LA CREMA PASTICCERA“ LEGGERA” « È mia opinione che i dolci siano da considerarsi buoni se, finito il primo, hai voglia di mangiarne un secondo; se ne mangi uno e poi il palato si stanca, allora c’ è un problema. Fondamentale quindi lavorare sulla freschezza che si deve avere in bocca. Mi sono messa a studiare una lavorazione che mi desse una crema pasticcera che fosse ricca ma allo stesso tempo leggera e fresca, cominciando con gli amidi evitando che fossero troppo pesanti: ho scelto di usare una combinazione in parti uguali di amido di riso e amido di mais. In particolare, l’ amido di riso è leggerissimo ma stimola la salivazione, lasciando la bocca pulita e pronta per un secondo assaggio. Abbiamo così una crema pasticcera con una versatilità tale che permette di avere un’ unica produzione di crema in laboratorio ».

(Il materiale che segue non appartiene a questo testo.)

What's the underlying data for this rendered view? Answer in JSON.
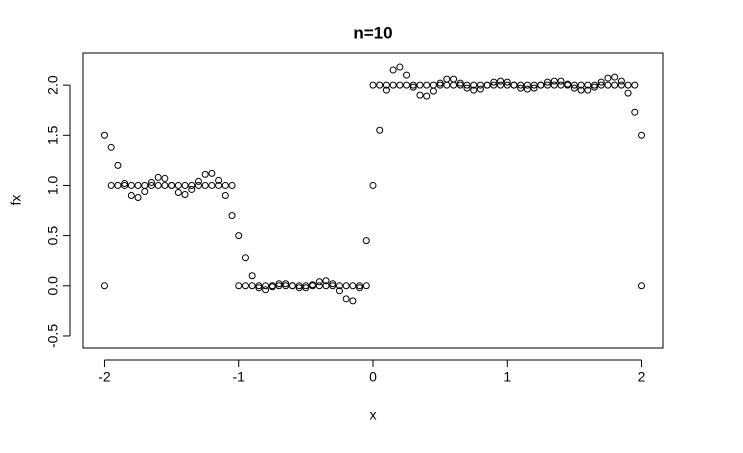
{
  "chart_data": {
    "type": "scatter",
    "title": "n=10",
    "x_label": "x",
    "y_label": "fx",
    "x": [
      -2,
      -1.95,
      -1.9,
      -1.85,
      -1.8,
      -1.75,
      -1.7,
      -1.65,
      -1.6,
      -1.55,
      -1.5,
      -1.45,
      -1.4,
      -1.35,
      -1.3,
      -1.25,
      -1.2,
      -1.15,
      -1.1,
      -1.05,
      -1,
      -0.95,
      -0.9,
      -0.85,
      -0.8,
      -0.75,
      -0.7,
      -0.65,
      -0.6,
      -0.55,
      -0.5,
      -0.45,
      -0.4,
      -0.35,
      -0.3,
      -0.25,
      -0.2,
      -0.15,
      -0.1,
      -0.05,
      0,
      0.05,
      0.1,
      0.15,
      0.2,
      0.25,
      0.3,
      0.35,
      0.4,
      0.45,
      0.5,
      0.55,
      0.6,
      0.65,
      0.7,
      0.75,
      0.8,
      0.85,
      0.9,
      0.95,
      1,
      1.05,
      1.1,
      1.15,
      1.2,
      1.25,
      1.3,
      1.35,
      1.4,
      1.45,
      1.5,
      1.55,
      1.6,
      1.65,
      1.7,
      1.75,
      1.8,
      1.85,
      1.9,
      1.95,
      2
    ],
    "series": [
      {
        "color": "#000000",
        "values": [
          0,
          1,
          1,
          1,
          1,
          1,
          1,
          1,
          1,
          1,
          1,
          1,
          1,
          1,
          1,
          1,
          1,
          1,
          1,
          1,
          0,
          0,
          0,
          0,
          0,
          0,
          0,
          0,
          0,
          0,
          0,
          0,
          0,
          0,
          0,
          0,
          0,
          0,
          0,
          0,
          2,
          2,
          2,
          2,
          2,
          2,
          2,
          2,
          2,
          2,
          2,
          2,
          2,
          2,
          2,
          2,
          2,
          2,
          2,
          2,
          2,
          2,
          2,
          2,
          2,
          2,
          2,
          2,
          2,
          2,
          2,
          2,
          2,
          2,
          2,
          2,
          2,
          2,
          2,
          2,
          0
        ]
      },
      {
        "color": "#000000",
        "values": [
          1.5,
          1.38,
          1.2,
          1.02,
          0.9,
          0.88,
          0.94,
          1.03,
          1.08,
          1.07,
          1,
          0.93,
          0.91,
          0.96,
          1.04,
          1.11,
          1.12,
          1.05,
          0.9,
          0.7,
          0.5,
          0.28,
          0.1,
          -0.02,
          -0.04,
          -0.01,
          0.02,
          0.02,
          0,
          -0.02,
          -0.02,
          0.01,
          0.04,
          0.05,
          0.02,
          -0.05,
          -0.13,
          -0.15,
          -0.02,
          0.45,
          1,
          1.55,
          1.95,
          2.15,
          2.18,
          2.1,
          1.98,
          1.9,
          1.89,
          1.94,
          2.02,
          2.06,
          2.06,
          2.02,
          1.97,
          1.95,
          1.96,
          2,
          2.03,
          2.04,
          2.03,
          2,
          1.97,
          1.96,
          1.97,
          2,
          2.03,
          2.04,
          2.04,
          2.01,
          1.97,
          1.95,
          1.95,
          1.98,
          2.03,
          2.07,
          2.08,
          2.04,
          1.92,
          1.73,
          1.5
        ]
      }
    ],
    "xlim": [
      -2.16,
      2.16
    ],
    "ylim": [
      -0.62,
      2.32
    ],
    "xticks": [
      -2,
      -1,
      0,
      1,
      2
    ],
    "yticks": [
      {
        "value": -0.5,
        "label": "-0.5"
      },
      {
        "value": 0,
        "label": "0.0"
      },
      {
        "value": 0.5,
        "label": "0.5"
      },
      {
        "value": 1,
        "label": "1.0"
      },
      {
        "value": 1.5,
        "label": "1.5"
      },
      {
        "value": 2,
        "label": "2.0"
      }
    ]
  }
}
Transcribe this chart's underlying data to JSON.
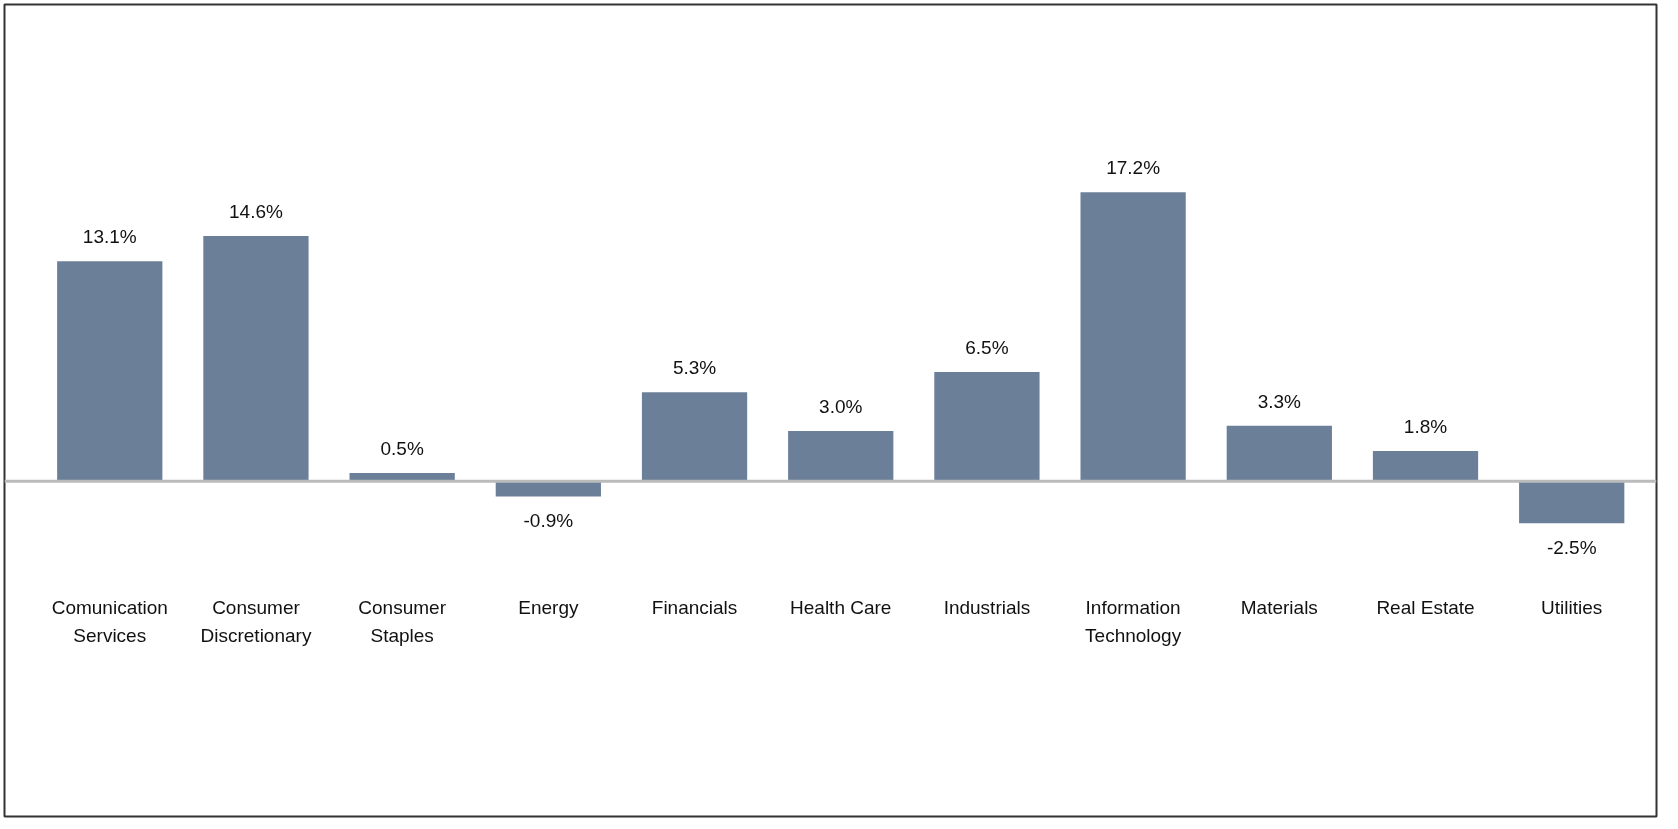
{
  "chart_data": {
    "type": "bar",
    "categories": [
      "Comunication Services",
      "Consumer Discretionary",
      "Consumer Staples",
      "Energy",
      "Financials",
      "Health Care",
      "Industrials",
      "Information Technology",
      "Materials",
      "Real Estate",
      "Utilities"
    ],
    "values": [
      13.1,
      14.6,
      0.5,
      -0.9,
      5.3,
      3.0,
      6.5,
      17.2,
      3.3,
      1.8,
      -2.5
    ],
    "value_labels": [
      "13.1%",
      "14.6%",
      "0.5%",
      "-0.9%",
      "5.3%",
      "3.0%",
      "6.5%",
      "17.2%",
      "3.3%",
      "1.8%",
      "-2.5%"
    ],
    "color": "#6b7f99",
    "grid": false
  }
}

LA CREMA DI BASE IDEALE: IL SEGRETO È LA GELATINA « La chiave per arrivare a una crema di base impeccabile è stata l’ aggiunta di gelatina alla pasticcera, per creare una base con una consistenza simile alla struttura che ho visto in Francia – gelatinosa e gommosa, molto densa – ma che, a differenza di questa, non fosse troppo amidacea al palato o estremamente pesante sulla lingua. La gelificazione è importante, le creme con la gelatina sono più fresche. Ho usato quella animale, che innanzitutto è insapore, non la senti nella ricetta; inoltre, contribuisce a dare alla crema la struttura che cerchiamo, una consistenza perfetta per il sac à poche, per le decorazioni, per le torte moderne e per quelle da matrimonio, per farcire bignè e croissant. La mia ricetta della crema di base per diplomatica regala una crema indistruttibile, buona, versatile e facile, che sopporta il congelamento e resiste nel sac a poche due giorni, mantenendo una buona plasticità ». Come si misura quanta gelatina aggiungere per avere una base ottimale per la diplomatica perfetta? « Il range di massa da utilizzare per l’ aggiunta nelle creme si aggira tra lo 0 e il 15 %, secondo la loro struttura: consiglio di rimanere sul 9-11 % sia se utilizzate una ratio di 1:2( una parte di panna / due parti di crema pasticcera base) sia nel caso di 1:1( pari peso tra crema base e panna), come per esempio nelle tette della monaca. Nel caso di un prodotto con un rapporto panna / crema di base elevato( 2 parti di panna e 1 di crema base) – come per esempio i sospiri napoletani, dove la diplomatica ha più panna che crema per rispettare la tipicità della ricetta – suggerisco di partire dal 10-11 % e arrivare anche al 13-15 %, secondo le diverse esigenze ».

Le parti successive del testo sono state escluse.